Small Cap is the return of the smallest 2,000 companies by market size of the largest 3,000 companies in the United States
DM Equity is the return of Developed Market stocks. Developed Markets in this context captures the return of 21 countries excluding the US and Canada.
EM Equity is the return of Emerging Market stocks. Emerging Markets are countries not included in the Developed Markets index.
Fixed Income or Bonds
Fixed Income tracks the return of the aggregate bond but excludes international bonds, municipals, and high-yield bonds.
High-Yield represents global bonds which are riskier in nature.
Cash is the 1-3 month US Treasury return. This is typically higher than cash stored in your bank.
Alternatives
REITs represent publicly traded Real Estate Investment Trusts mostly focused on commercial real estate properties.
Com dty stands for commodities.
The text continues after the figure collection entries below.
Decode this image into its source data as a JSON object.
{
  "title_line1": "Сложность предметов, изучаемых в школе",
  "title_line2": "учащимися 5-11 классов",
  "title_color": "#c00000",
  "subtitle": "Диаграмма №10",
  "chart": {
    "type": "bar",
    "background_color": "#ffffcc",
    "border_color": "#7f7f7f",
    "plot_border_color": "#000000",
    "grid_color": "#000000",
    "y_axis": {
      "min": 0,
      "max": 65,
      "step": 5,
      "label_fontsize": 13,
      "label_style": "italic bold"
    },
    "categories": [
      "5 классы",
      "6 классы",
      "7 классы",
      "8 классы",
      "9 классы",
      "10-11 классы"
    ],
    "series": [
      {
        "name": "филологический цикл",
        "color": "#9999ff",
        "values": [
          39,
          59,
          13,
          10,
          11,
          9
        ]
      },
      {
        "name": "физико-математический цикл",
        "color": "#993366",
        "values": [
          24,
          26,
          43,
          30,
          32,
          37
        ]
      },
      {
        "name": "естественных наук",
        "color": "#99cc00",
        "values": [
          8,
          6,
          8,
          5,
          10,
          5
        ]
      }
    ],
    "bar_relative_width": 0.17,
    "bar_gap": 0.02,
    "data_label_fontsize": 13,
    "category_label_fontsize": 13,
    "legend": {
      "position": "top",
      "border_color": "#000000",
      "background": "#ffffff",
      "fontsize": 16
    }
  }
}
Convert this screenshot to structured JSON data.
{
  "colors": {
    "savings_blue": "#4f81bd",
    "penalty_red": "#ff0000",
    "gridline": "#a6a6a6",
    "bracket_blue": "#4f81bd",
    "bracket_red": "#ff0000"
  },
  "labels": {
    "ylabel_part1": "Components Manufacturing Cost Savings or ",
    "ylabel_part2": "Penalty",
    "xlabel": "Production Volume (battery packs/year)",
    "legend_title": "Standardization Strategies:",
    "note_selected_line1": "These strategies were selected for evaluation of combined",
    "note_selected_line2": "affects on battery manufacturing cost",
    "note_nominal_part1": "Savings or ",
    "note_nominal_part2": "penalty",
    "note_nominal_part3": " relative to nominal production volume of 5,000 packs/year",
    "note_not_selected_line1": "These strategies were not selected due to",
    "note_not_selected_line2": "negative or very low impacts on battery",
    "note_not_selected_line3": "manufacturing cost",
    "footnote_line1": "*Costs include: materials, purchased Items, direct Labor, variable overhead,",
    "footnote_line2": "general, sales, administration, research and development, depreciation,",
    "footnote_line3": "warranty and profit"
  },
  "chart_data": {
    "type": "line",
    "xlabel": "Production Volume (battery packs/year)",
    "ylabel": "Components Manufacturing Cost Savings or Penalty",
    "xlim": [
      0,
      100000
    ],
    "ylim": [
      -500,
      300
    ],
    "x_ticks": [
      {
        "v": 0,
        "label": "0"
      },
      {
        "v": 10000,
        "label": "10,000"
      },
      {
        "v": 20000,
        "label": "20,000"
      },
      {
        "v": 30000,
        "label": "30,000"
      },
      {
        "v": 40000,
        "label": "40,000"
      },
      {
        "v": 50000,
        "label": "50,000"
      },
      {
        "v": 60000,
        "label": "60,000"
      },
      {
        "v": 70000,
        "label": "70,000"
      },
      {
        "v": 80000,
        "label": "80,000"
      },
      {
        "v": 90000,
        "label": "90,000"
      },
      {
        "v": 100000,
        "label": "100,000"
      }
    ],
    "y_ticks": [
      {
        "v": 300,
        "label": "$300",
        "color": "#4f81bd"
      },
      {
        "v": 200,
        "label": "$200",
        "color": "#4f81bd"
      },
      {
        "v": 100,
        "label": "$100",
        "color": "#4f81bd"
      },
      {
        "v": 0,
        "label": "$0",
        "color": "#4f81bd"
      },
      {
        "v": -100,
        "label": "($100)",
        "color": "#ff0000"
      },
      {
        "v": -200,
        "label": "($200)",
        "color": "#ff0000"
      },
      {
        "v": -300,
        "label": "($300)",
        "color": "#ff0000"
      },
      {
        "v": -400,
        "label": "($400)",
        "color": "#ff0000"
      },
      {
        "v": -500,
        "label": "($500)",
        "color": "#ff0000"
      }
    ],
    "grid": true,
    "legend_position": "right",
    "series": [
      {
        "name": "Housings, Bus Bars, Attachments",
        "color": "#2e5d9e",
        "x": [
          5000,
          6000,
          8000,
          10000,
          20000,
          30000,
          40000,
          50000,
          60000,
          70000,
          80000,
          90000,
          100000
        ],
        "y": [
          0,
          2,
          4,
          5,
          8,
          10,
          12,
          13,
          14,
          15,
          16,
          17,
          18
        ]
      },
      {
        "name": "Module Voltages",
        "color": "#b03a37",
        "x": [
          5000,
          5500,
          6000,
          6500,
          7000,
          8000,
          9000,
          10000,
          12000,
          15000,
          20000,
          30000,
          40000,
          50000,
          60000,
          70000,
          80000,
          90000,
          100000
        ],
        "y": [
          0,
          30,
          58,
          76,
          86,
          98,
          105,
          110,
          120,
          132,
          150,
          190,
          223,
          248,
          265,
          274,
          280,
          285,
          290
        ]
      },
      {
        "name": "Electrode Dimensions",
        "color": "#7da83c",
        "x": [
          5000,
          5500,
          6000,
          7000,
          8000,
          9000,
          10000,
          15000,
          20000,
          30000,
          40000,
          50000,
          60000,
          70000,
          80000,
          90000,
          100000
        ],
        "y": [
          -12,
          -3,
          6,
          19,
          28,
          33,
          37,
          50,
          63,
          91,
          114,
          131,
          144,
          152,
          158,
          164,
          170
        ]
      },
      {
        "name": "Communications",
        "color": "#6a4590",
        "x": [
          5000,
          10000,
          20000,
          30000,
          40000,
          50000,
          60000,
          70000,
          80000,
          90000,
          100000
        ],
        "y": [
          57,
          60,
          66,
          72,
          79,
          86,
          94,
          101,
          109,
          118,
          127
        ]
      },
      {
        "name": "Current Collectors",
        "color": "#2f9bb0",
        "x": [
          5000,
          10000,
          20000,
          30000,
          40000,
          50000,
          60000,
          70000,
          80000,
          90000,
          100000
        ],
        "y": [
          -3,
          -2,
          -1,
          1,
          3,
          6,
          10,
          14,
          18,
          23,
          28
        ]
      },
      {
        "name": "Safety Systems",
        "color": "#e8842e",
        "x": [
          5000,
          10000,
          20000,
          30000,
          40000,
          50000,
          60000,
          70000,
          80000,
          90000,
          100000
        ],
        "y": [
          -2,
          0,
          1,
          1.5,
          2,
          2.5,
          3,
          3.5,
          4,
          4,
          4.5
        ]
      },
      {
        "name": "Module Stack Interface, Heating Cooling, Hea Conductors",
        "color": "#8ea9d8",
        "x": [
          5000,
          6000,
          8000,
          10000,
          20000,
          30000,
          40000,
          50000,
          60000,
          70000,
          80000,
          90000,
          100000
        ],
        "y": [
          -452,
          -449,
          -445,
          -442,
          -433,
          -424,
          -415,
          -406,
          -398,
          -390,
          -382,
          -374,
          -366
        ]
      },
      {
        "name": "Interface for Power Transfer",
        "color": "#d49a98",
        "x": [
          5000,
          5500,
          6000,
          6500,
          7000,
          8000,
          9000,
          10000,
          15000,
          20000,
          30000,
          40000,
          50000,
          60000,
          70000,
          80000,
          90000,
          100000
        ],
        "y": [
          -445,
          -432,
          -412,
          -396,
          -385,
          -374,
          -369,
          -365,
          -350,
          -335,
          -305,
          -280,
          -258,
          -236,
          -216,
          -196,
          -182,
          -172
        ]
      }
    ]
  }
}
It includes a weighting different commodities like Energy, Grains, Industrial Materials, Precious Metals, Livestock, and a few others.
The Asset Allocation Portfolio is 55% equity, 35% Fixed Income, and 10% Alternatives.
On the far right of the table, there are two more columns that summarize the annual information. The first column, “Ann”, represents the total compound return over the time period for that asset class. The second column, “Vol”, represents the annualized volatility of that asset class.
What the chart does not say
- The chart does not make any sort of guarantee about the performance of the asset classes in the future.
- The chart only goes back to 2009 and does not represent the assets longer-term metrics. If we rewound the clock to a different time period, the boxes would change.
- These returns are not inflation adjusted.